What is the time of descent for a body projected vertically upward with velocity $v$?
(A) Same as time of ascent
(B) $\dfrac{v}{g}$
(C) $\dfrac{u}{g}$ , $u$ = final velocity
(D) Both A and B

Answer 1

Hint
When the ball will be thrown upward it will undergo retardation due to gravity g. During the ascent the final velocity of the ball will become zero and then by using Newton’s law of equation we get time of ascent.
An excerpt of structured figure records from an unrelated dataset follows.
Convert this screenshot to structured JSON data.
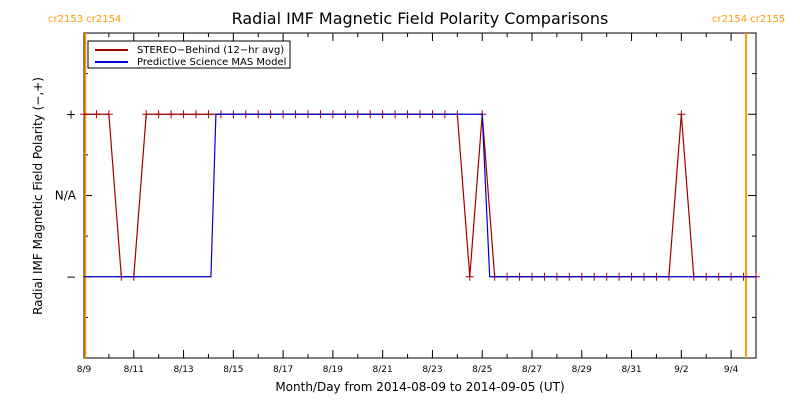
{
  "title": "Radial IMF Magnetic Field Polarity Comparisons",
  "xlabel": "Month/Day from 2014-08-09 to 2014-09-05 (UT)",
  "ylabel": "Radial IMF Magnetic Field Polarity (−,+)",
  "rotation_labels_left": "cr2153 cr2154",
  "rotation_labels_right": "cr2154 cr2155",
  "colors": {
    "stereo": "#a00000",
    "model": "#0000cc",
    "carrington": "#ff9900",
    "frame": "#000000"
  },
  "chart_data": {
    "type": "line",
    "title": "Radial IMF Magnetic Field Polarity Comparisons",
    "xlabel": "Month/Day from 2014-08-09 to 2014-09-05 (UT)",
    "ylabel": "Radial IMF Magnetic Field Polarity (−,+)",
    "x_unit": "days after 2014-08-09 00:00 UT",
    "xlim": [
      0,
      27
    ],
    "ylim": [
      -2,
      2
    ],
    "x_ticks": [
      {
        "label": "8/9",
        "x": 0
      },
      {
        "label": "8/11",
        "x": 2
      },
      {
        "label": "8/13",
        "x": 4
      },
      {
        "label": "8/15",
        "x": 6
      },
      {
        "label": "8/17",
        "x": 8
      },
      {
        "label": "8/19",
        "x": 10
      },
      {
        "label": "8/21",
        "x": 12
      },
      {
        "label": "8/23",
        "x": 14
      },
      {
        "label": "8/25",
        "x": 16
      },
      {
        "label": "8/27",
        "x": 18
      },
      {
        "label": "8/29",
        "x": 20
      },
      {
        "label": "8/31",
        "x": 22
      },
      {
        "label": "9/2",
        "x": 24
      },
      {
        "label": "9/4",
        "x": 26
      }
    ],
    "y_ticks": [
      {
        "label": "+",
        "y": 1
      },
      {
        "label": "N/A",
        "y": 0
      },
      {
        "label": "−",
        "y": -1
      }
    ],
    "legend": {
      "placement": "top-left",
      "entries": [
        {
          "name": "STEREO−Behind (12−hr avg)",
          "color": "#a00000"
        },
        {
          "name": "Predictive Science MAS Model",
          "color": "#0000cc"
        }
      ]
    },
    "series": [
      {
        "name": "STEREO−Behind (12−hr avg)",
        "color": "#a00000",
        "marker": "plus",
        "points": [
          [
            0.0,
            1
          ],
          [
            0.5,
            1
          ],
          [
            1.0,
            1
          ],
          [
            1.5,
            -1
          ],
          [
            2.0,
            -1
          ],
          [
            2.5,
            1
          ],
          [
            3.0,
            1
          ],
          [
            3.5,
            1
          ],
          [
            4.0,
            1
          ],
          [
            4.5,
            1
          ],
          [
            5.0,
            1
          ],
          [
            5.5,
            1
          ],
          [
            6.0,
            1
          ],
          [
            6.5,
            1
          ],
          [
            7.0,
            1
          ],
          [
            7.5,
            1
          ],
          [
            8.0,
            1
          ],
          [
            8.5,
            1
          ],
          [
            9.0,
            1
          ],
          [
            9.5,
            1
          ],
          [
            10.0,
            1
          ],
          [
            10.5,
            1
          ],
          [
            11.0,
            1
          ],
          [
            11.5,
            1
          ],
          [
            12.0,
            1
          ],
          [
            12.5,
            1
          ],
          [
            13.0,
            1
          ],
          [
            13.5,
            1
          ],
          [
            14.0,
            1
          ],
          [
            14.5,
            1
          ],
          [
            15.0,
            1
          ],
          [
            15.5,
            -1
          ],
          [
            16.0,
            1
          ],
          [
            16.5,
            -1
          ],
          [
            17.0,
            -1
          ],
          [
            17.5,
            -1
          ],
          [
            18.0,
            -1
          ],
          [
            18.5,
            -1
          ],
          [
            19.0,
            -1
          ],
          [
            19.5,
            -1
          ],
          [
            20.0,
            -1
          ],
          [
            20.5,
            -1
          ],
          [
            21.0,
            -1
          ],
          [
            21.5,
            -1
          ],
          [
            22.0,
            -1
          ],
          [
            22.5,
            -1
          ],
          [
            23.0,
            -1
          ],
          [
            23.5,
            -1
          ],
          [
            24.0,
            1
          ],
          [
            24.5,
            -1
          ],
          [
            25.0,
            -1
          ],
          [
            25.5,
            -1
          ],
          [
            26.0,
            -1
          ],
          [
            26.5,
            -1
          ],
          [
            27.0,
            -1
          ]
        ]
      },
      {
        "name": "Predictive Science MAS Model",
        "color": "#0000cc",
        "marker": "none",
        "points": [
          [
            0.0,
            -1
          ],
          [
            5.1,
            -1
          ],
          [
            5.3,
            1
          ],
          [
            16.0,
            1
          ],
          [
            16.3,
            -1
          ],
          [
            27.0,
            -1
          ]
        ]
      }
    ],
    "carrington_rotation_days": [
      0.05,
      26.6
    ],
    "grid": false
  }
}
And for descent the body will undergo acceleration and then by again using Newton's law of equation we get the time of descent.

Complete step by step solution
Let us consider a body is projected upward with velocity $v$.
During ascent the body will feel retardation due to gravity $g$, let the time of ascent is $t_a$ and in the last seconds the final velocity of the body will become to zero. Now, using Newton’s law of equation, we get
$v = u - g{t_a}$ , $v$ is the final velocity during ascent and $u$ is the initial velocity.
As, $v$ = 0 for ascent then above equation will become
$\Rightarrow 0 = u - g{t_a}$
$\Rightarrow {t_a} = \dfrac{u}{g}$
Now, again using Newton’s second law of equation, we get
$\Rightarrow {v^2} - {u^2} = 2gh$
As $v$ = 0 then $u = \sqrt {2gh}$
Then the time of ascent is ${t_a} = \dfrac{{\sqrt {2gh} }}{g}$………………………. (1)
Now, during descent the body will not oppose the gravity and undergo acceleration. Then using Newton’s equation of motion, we get
${v^2} = {u^2} + 2gh$
Now, here in this case the final velocity of ascent will become the initial velocity of descent therefore, $u$ = 0 on substituting in above equation, we get
$\Rightarrow {v^2} = 2gh$
$\Rightarrow v = \sqrt {2gh}$ …………………………… (2)
Now, using Newton’s first equation of motion and substituting $u$ = 0, we get
$v = u + g{t_d}$, td is the time of descent.
$\Rightarrow v = g{t_d}$
So, time of descent is ${t_d} = \dfrac{v}{g}$
Put the value of $v$ from equation (2) in above equation, we get
${t_d} = \dfrac{{\sqrt {2gh} }}{g}$ ………………… (3)
From equation (2) and (3), we get
$\Rightarrow {t_d} = {t_a}$
Hence,option (A) is correct.

Note
It should be noticed that during ascent the body will move in the opposite direction to the gravity due to which it undergoes retardation so we use negative sign of $g$ in newton’s equation of motion. But during the descent the body moves in the same direction as that of gravity so it undergoes acceleration and we use the positive sign of $g$ in Newton’s equation of motion in this case.